1 Een psalm van David, voor den opperzangmeester.
2 O HEERE! de koning is verblijd over Uw sterkte; en hoezeer is hij verheugd over Uw heil!
3 Gij hebt hem zijns harten wens gegeven, en de uitspraak zijner lippen hebt Gij niet geweerd. Sela.
4 Want Gij komt hem voor met zegeningen van het goede; op zijn hoofd zet Gij een kroon van fijn goud.
5 Het leven heeft hij van U begeerd.

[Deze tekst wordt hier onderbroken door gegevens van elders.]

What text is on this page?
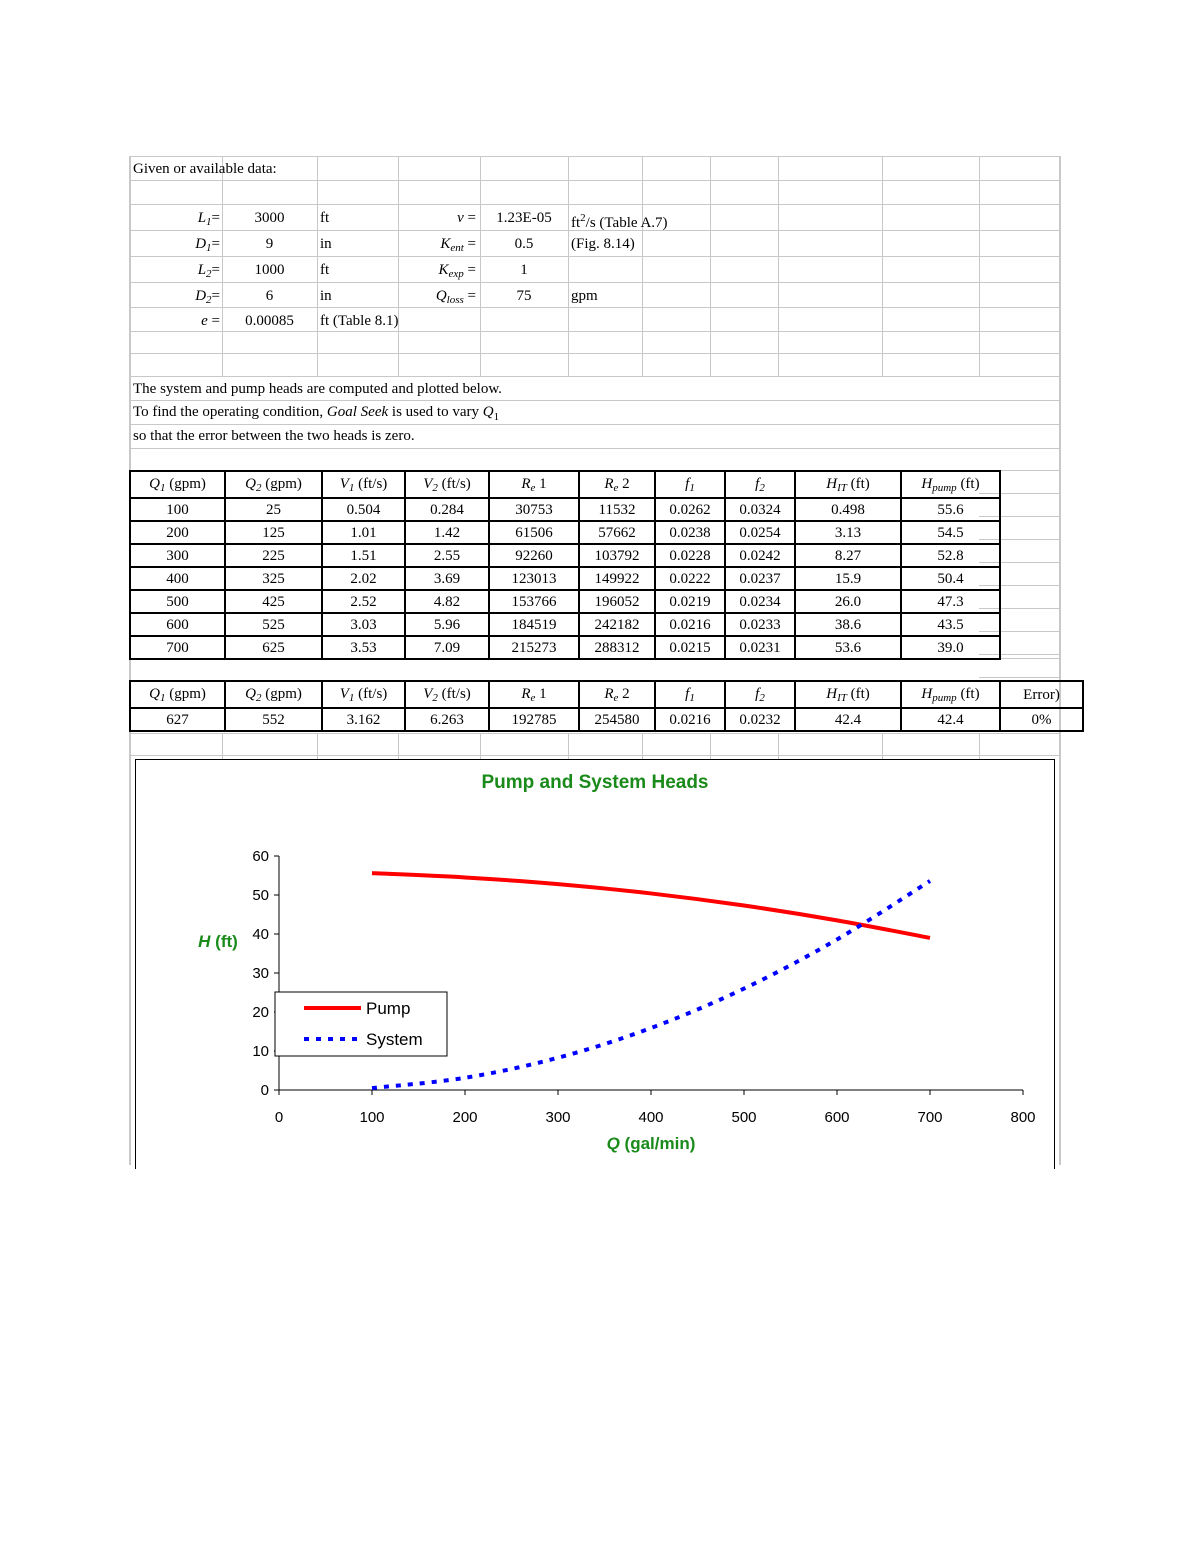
Given or available data:
$L_1=$	3000	ft
$D_1=$	9	in
$L_2=$	1000	ft
$D_2=$	6	in
e =	0.00085	ft (Table 8.1)
ν =	1.23E-05	$ft^2/s$ (Table A.7)
$K_{ent}$ =	0.5	(Fig. 8.14)
$K_{exp}$ =	1
$Q_{loss}$ =	75	gpm
The system and pump heads are computed and plotted below.
To find the operating condition, Goal Seek is used to vary $Q_1$
so that the error between the two heads is zero.
$Q_1$ (gpm)	$Q_2$ (gpm)	$V_1$ (ft/s)	$V_2$ (ft/s)	$R_e$ 1	$R_e$ 2	$f_1$	$f_2$	$H_{IT}$ (ft)	$H_{pump}$ (ft)
100	25	0.504	0.284	30753	11532	0.0262	0.0324	0.498	55.6
200	125	1.01	1.42	61506	57662	0.0238	0.0254	3.13	54.5
300	225	1.51	2.55	92260	103792	0.0228	0.0242	8.27	52.8
400	325	2.02	3.69	123013	149922	0.0222	0.0237	15.9	50.4
500	425	2.52	4.82	153766	196052	0.0219	0.0234	26.0	47.3
600	525	3.03	5.96	184519	242182	0.0216	0.0233	38.6	43.5
700	625	3.53	7.09	215273	288312	0.0215	0.0231	53.6	39.0
$Q_1$ (gpm)	$Q_2$ (gpm)	$V_1$ (ft/s)	$V_2$ (ft/s)	$R_e$ 1	$R_e$ 2	$f_1$	$f_2$	$H_{IT}$ (ft)	$H_{pump}$ (ft)	Error)
627	552	3.162	6.263	192785	254580	0.0216	0.0232	42.4	42.4	0%
Pump and System Heads
0
10
20
30
40
50
60
0	100	200	300	400	500	600	700	800
Q (gal/min)
H (ft)
Pump
System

Gij hebt het hem gegeven; lengte van dagen, eeuwiglijk en altoos.
6 Groot is zijn eer door Uw heil; majesteit en heerlijkheid hebt Gij hem toegevoegd.
7 Want Gij zet hem tot zegeningen in eeuwigheid; Gij vervrolijkt hem door vreugde met Uw aangezicht.
8 Want de koning vertrouwt op den HEERE, en door de goedertierenheid des Allerhoogsten zal hij niet wankelen.
9 Uw hand zal alle vijanden vinden; uw rechterhand zal uw haters vinden.
10 Gij zult hen zetten als een vurige oven ter tijd uws toornigen aangezichts; de HEERE zal hen in Zijn toorn verslinden, en het vuur zal hen verteren.
11 Gij zult hun vrucht van de aarde verdoen, en hun zaad van de kinderen der mensen.
12 Want zij hebben kwaad tegen U aangelegd; zij hebben een schandelijke daad bedacht, doch zullen niets vermogen.
13 Want Gij zult hen zetten tot een wit; met Uw pezen zult Gij het op hun aangezicht toeleggen. [ (Psalms 21:14) Verhoog U, HEERE! in Uw sterkte; zo zullen wij zingen, en Uw macht met psalmen loven. ]
1 The king rejoices in your strength, Yahweh!
How greatly he rejoices in your salvation!
2 You have given him his heart’s desire,
and have not withheld the request of his lips. Selah.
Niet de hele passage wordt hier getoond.